L'acteur argentin Nahuel Perez Biscayart sacré meilleur espoir masculin aux César

L'acteur argentin Nahuel Perez Biscayart, grand favori, a été distingué vendredi par le prix du meilleur espoir masculin aux César pour son rôle de militant d'Act Up séropositif dans "120 battements par minute" de Robin Campillo.

En recevant son César, le comédien de 31 ans a dédié son prix à l'association de lutte contre le sida Act Up et "à tous ceux et celles qui mènent des combats aujourd'hui, qui ne reçoivent pas de prix, qui ne sont pas reconnus pour leurs luttes".

"Par exemple, en Argentine en ce moment, les femmes se battent pour que l'avortement soit enfin légal", a-t-il ajouté.

Encore inconnu il y a un an, Nahuel Pérez Biscayart a explosé à l'écran grâce à son rôle dans "120 battements par minute", Grand prix au dernier Festival de Cannes.

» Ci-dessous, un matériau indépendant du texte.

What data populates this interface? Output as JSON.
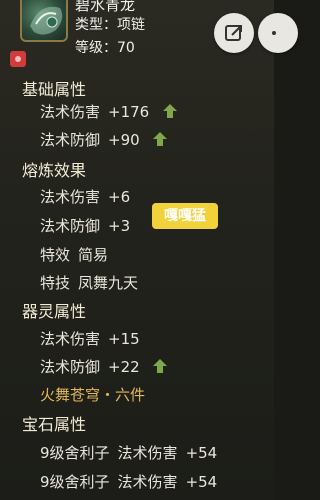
{
  "item": {
    "name": "碧水青龙",
    "type_text": "类型：项链",
    "level_text": "等级：70"
  },
  "header_buttons": [
    {
      "icon": "share-icon"
    },
    {
      "icon": "more-icon"
    }
  ],
  "sections": {
    "base": {
      "title": "基础属性",
      "rows": [
        {
          "label": "法术伤害",
          "value": "+176",
          "up": true
        },
        {
          "label": "法术防御",
          "value": "+90",
          "up": true
        }
      ]
    },
    "refine": {
      "title": "熔炼效果",
      "rows": [
        {
          "label": "法术伤害",
          "value": "+6"
        },
        {
          "label": "法术防御",
          "value": "+3"
        }
      ],
      "effect": {
        "label": "特效",
        "value": "简易"
      },
      "skill": {
        "label": "特技",
        "value": "凤舞九天"
      }
    },
    "spirit": {
      "title": "器灵属性",
      "rows": [
        {
          "label": "法术伤害",
          "value": "+15"
        },
        {
          "label": "法术防御",
          "value": "+22",
          "up": true
        }
      ],
      "set_text": "火舞苍穹・六件"
    },
    "gem": {
      "title": "宝石属性",
      "rows": [
        {
          "gem": "9级舍利子",
          "label": "法术伤害",
          "value": "+54"
        },
        {
          "gem": "9级舍利子",
          "label": "法术伤害",
          "value": "+54"
        }
      ]
    }
  },
  "watermark_tag": "嘎嘎猛",
  "colors": {
    "up_arrow": "#7fa84a",
    "gold_text": "#e2b95a",
    "tag_bg": "#f2d23b",
    "badge_red": "#d33a3a"
  }
}
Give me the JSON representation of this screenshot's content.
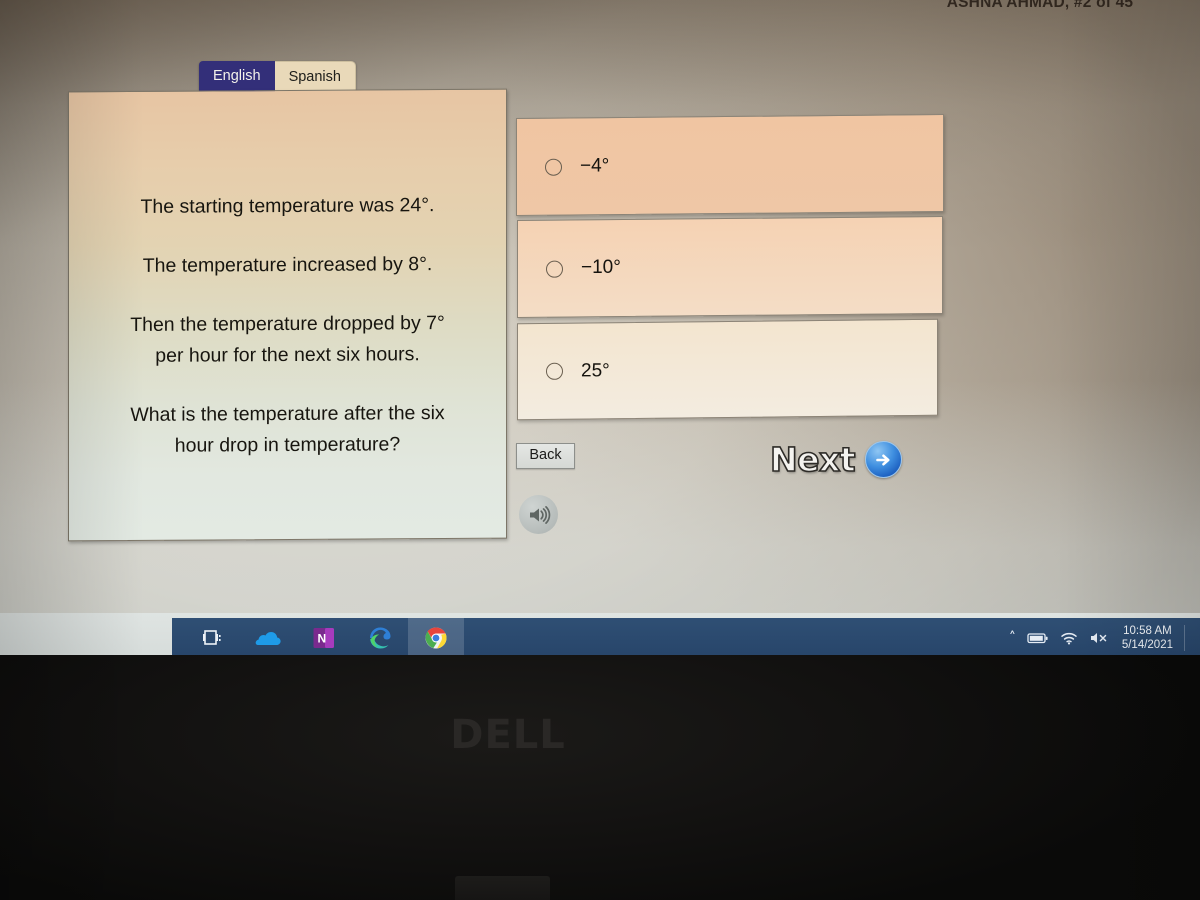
{
  "screen": {
    "student_banner": "ASHNA AHMAD, #2 of 45",
    "language_tabs": [
      {
        "label": "English",
        "state": "active"
      },
      {
        "label": "Spanish",
        "state": "inactive"
      }
    ],
    "question": {
      "lines": [
        "The starting temperature was 24°.",
        "The temperature increased by 8°.",
        "Then the temperature dropped by 7° per hour for the next six hours.",
        "What is the temperature after the six hour drop in temperature?"
      ],
      "line1": "The starting temperature was 24°.",
      "line2": "The temperature increased by 8°.",
      "line3a": "Then the temperature dropped by 7°",
      "line3b": "per hour for the next six hours.",
      "line4a": "What is the temperature after the six",
      "line4b": "hour drop in temperature?"
    },
    "answers": [
      {
        "label": "−4°",
        "selected": false
      },
      {
        "label": "−10°",
        "selected": false
      },
      {
        "label": "25°",
        "selected": false
      }
    ],
    "controls": {
      "back_label": "Back",
      "next_label": "Next",
      "speaker_icon": "speaker-icon",
      "next_arrow_icon": "arrow-right-circle-icon"
    }
  },
  "taskbar": {
    "items": [
      {
        "name": "task-view-icon",
        "label": "Task View"
      },
      {
        "name": "onedrive-icon",
        "label": "OneDrive"
      },
      {
        "name": "onenote-icon",
        "label": "OneNote"
      },
      {
        "name": "edge-icon",
        "label": "Microsoft Edge"
      },
      {
        "name": "chrome-icon",
        "label": "Google Chrome"
      }
    ],
    "tray": {
      "chevron": "˄",
      "battery_icon": "battery-icon",
      "wifi_icon": "wifi-icon",
      "volume_icon": "volume-muted-icon",
      "time": "10:58 AM",
      "date": "5/14/2021"
    }
  },
  "hardware": {
    "brand": "DELL"
  },
  "colors": {
    "tab_active_bg": "#332f79",
    "tab_inactive_bg": "#e9d9b9",
    "option_bg_1": "#efc7a6",
    "option_bg_2": "#f4ddc6",
    "option_bg_3": "#f3ece0",
    "taskbar_bg": "#2f4f74",
    "next_arrow_blue": "#1c5fc0"
  }
}
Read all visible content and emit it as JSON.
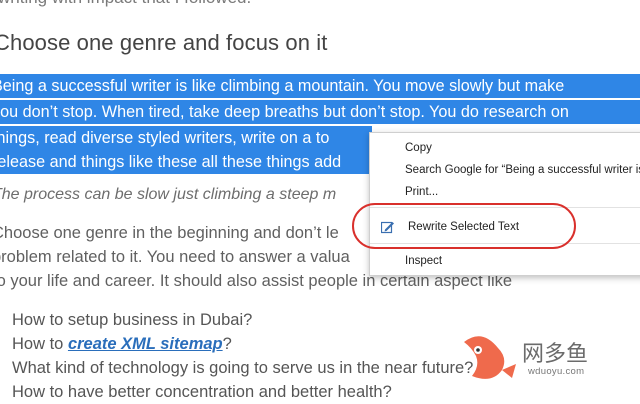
{
  "article": {
    "top_line": "writing with impact that I followed.",
    "heading": "Choose one genre and focus on it",
    "selected_lines": [
      "Being a successful writer is like climbing a mountain. You move slowly but make",
      "you don’t stop. When tired, take deep breaths but don’t stop. You do research on",
      "things, read diverse styled writers, write on a to",
      "release and things like these all these things add"
    ],
    "italic_line": "The process can be slow just climbing a steep m",
    "paragraph_lines": [
      "Choose one genre in the beginning and don’t le",
      "problem related to it. You need to answer a valua",
      "to your life and career. It should also assist people in certain aspect like"
    ],
    "list": {
      "item1": "How to setup business in Dubai?",
      "item2_prefix": "How to ",
      "item2_link": "create XML sitemap",
      "item2_suffix": "?",
      "item3": "What kind of technology is going to serve us in the near future?",
      "item4": "How to have better concentration and better health?"
    }
  },
  "context_menu": {
    "copy": "Copy",
    "search_google": "Search Google for “Being a successful writer is like climbing a mountain…”",
    "print": "Print...",
    "rewrite": "Rewrite Selected Text",
    "inspect": "Inspect"
  },
  "watermark": {
    "name": "网多鱼",
    "domain": "wduoyu.com"
  },
  "colors": {
    "selection": "#2f86e6",
    "highlight_oval": "#d9302c",
    "link": "#2a6ebb",
    "fish_logo": "#ef6a4c"
  }
}
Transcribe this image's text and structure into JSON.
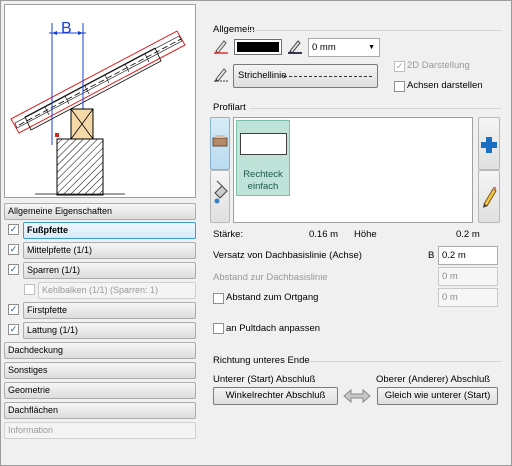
{
  "preview": {
    "label": "B"
  },
  "nav": {
    "general": "Allgemeine Eigenschaften",
    "items": [
      {
        "label": "Fußpfette"
      },
      {
        "label": "Mittelpfette (1/1)"
      },
      {
        "label": "Sparren (1/1)"
      },
      {
        "label": "Kehlbalken (1/1) (Sparren: 1)"
      },
      {
        "label": "Firstpfette"
      },
      {
        "label": "Lattung (1/1)"
      }
    ],
    "sections": [
      "Dachdeckung",
      "Sonstiges",
      "Geometrie",
      "Dachflächen",
      "Information"
    ]
  },
  "general": {
    "title": "Allgemein",
    "thickness_value": "0 mm",
    "linestyle_label": "Strichellinie",
    "opt_2d": "2D Darstellung",
    "opt_axes": "Achsen darstellen"
  },
  "profile": {
    "title": "Profilart",
    "item_label": "Rechteck einfach",
    "thickness_label": "Stärke:",
    "thickness_value": "0.16 m",
    "height_label": "Höhe",
    "height_value": "0.2 m",
    "offset_label": "Versatz von Dachbasislinie (Achse)",
    "offset_letter": "B",
    "offset_value": "0.2 m",
    "distance_roof_label": "Abstand zur Dachbasislinie",
    "distance_roof_value": "0 m",
    "distance_ridge_label": "Abstand zum Ortgang",
    "distance_ridge_value": "0 m",
    "adapt_label": "an Pultdach anpassen"
  },
  "direction": {
    "title": "Richtung unteres Ende",
    "lower_label": "Unterer (Start) Abschluß",
    "upper_label": "Oberer (Anderer) Abschluß",
    "lower_btn": "Winkelrechter Abschluß",
    "upper_btn": "Gleich wie unterer (Start)"
  },
  "colors": {
    "selected_border": "#3c9ad8",
    "profile_tile": "#bfe3d8",
    "accent_plus": "#1a6fc0"
  }
}
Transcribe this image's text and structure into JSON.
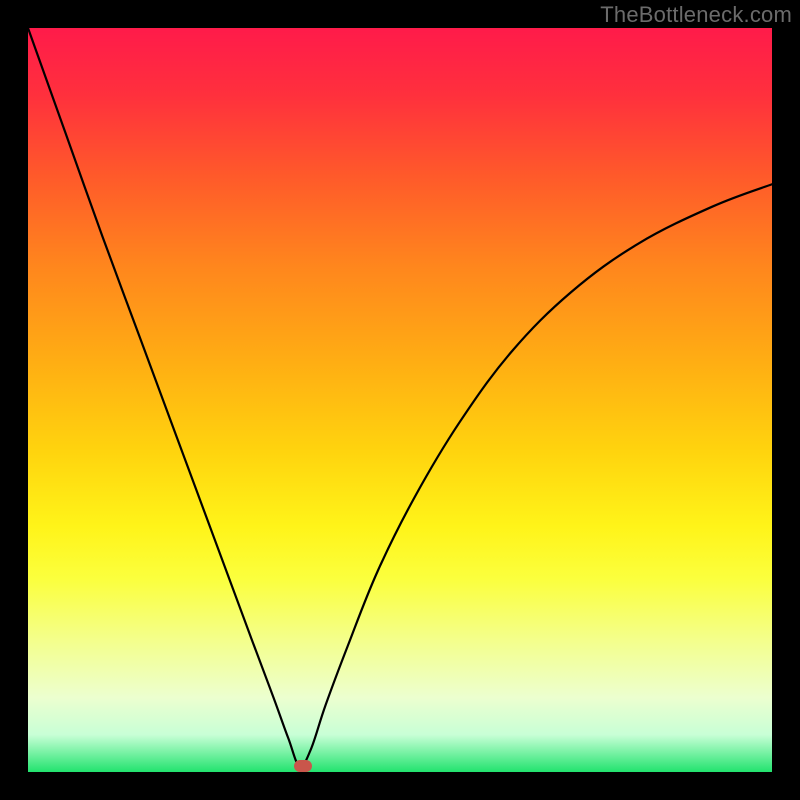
{
  "watermark": "TheBottleneck.com",
  "chart_data": {
    "type": "line",
    "title": "",
    "xlabel": "",
    "ylabel": "",
    "xlim": [
      0,
      100
    ],
    "ylim": [
      0,
      100
    ],
    "grid": false,
    "legend": false,
    "series": [
      {
        "name": "bottleneck-curve",
        "x": [
          0,
          5,
          10,
          15,
          20,
          25,
          30,
          33,
          35,
          36.5,
          38,
          40,
          43,
          47,
          52,
          58,
          65,
          73,
          82,
          92,
          100
        ],
        "y": [
          100,
          86,
          72,
          58.5,
          45,
          31.5,
          18,
          10,
          4.5,
          0.8,
          3,
          9,
          17,
          27,
          37,
          47,
          56.5,
          64.5,
          71,
          76,
          79
        ]
      }
    ],
    "marker": {
      "x": 37,
      "y": 0.8
    },
    "background_gradient": {
      "top": "#ff1b4a",
      "mid": "#fff419",
      "bottom": "#22e36e"
    }
  }
}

Les spectateurs l'ont, depuis, revu dans "Au revoir là-haut" d'Albert Dupontel, adaptation du Prix Goncourt Pierre Lemaitre et autre film favori pour les César, où il joue un poilu défiguré arborant des masques.

Physique fluet et grands yeux clairs, Nahuel a débuté à l'âge de 14 ans à Buenos Aires, où il est né. Il a commencé dans le cinéma français avec Benoît Jacquot en incarnant un vagabond dans "Au fond des bois" en 2010. Pour le rôle, il apprend à parler un patois inconnu et en profite pour se mettre au français.

En 2014, la critique salue son interprétation dans le film belge "Je suis à toi" de David Lambert. Il apparaît également dans "Grand Central" de Rebecca Zlotowski. Junky, vagabond, apprenti boulanger ou travesti, ses rôles sont marqués par un grand éclectisme.

Depuis le succès cannois, l'acteur a fait le tour de la planète pour assurer la promotion du film.

La suite, il l'imagine là où le vent le portera. "Cela peut être en Corée, en Roumanie, en Russie, au Congo...", avait confié récemment à l'AFP celui qui lit à la fois des scénarios français, mexicains, brésiliens et argentins.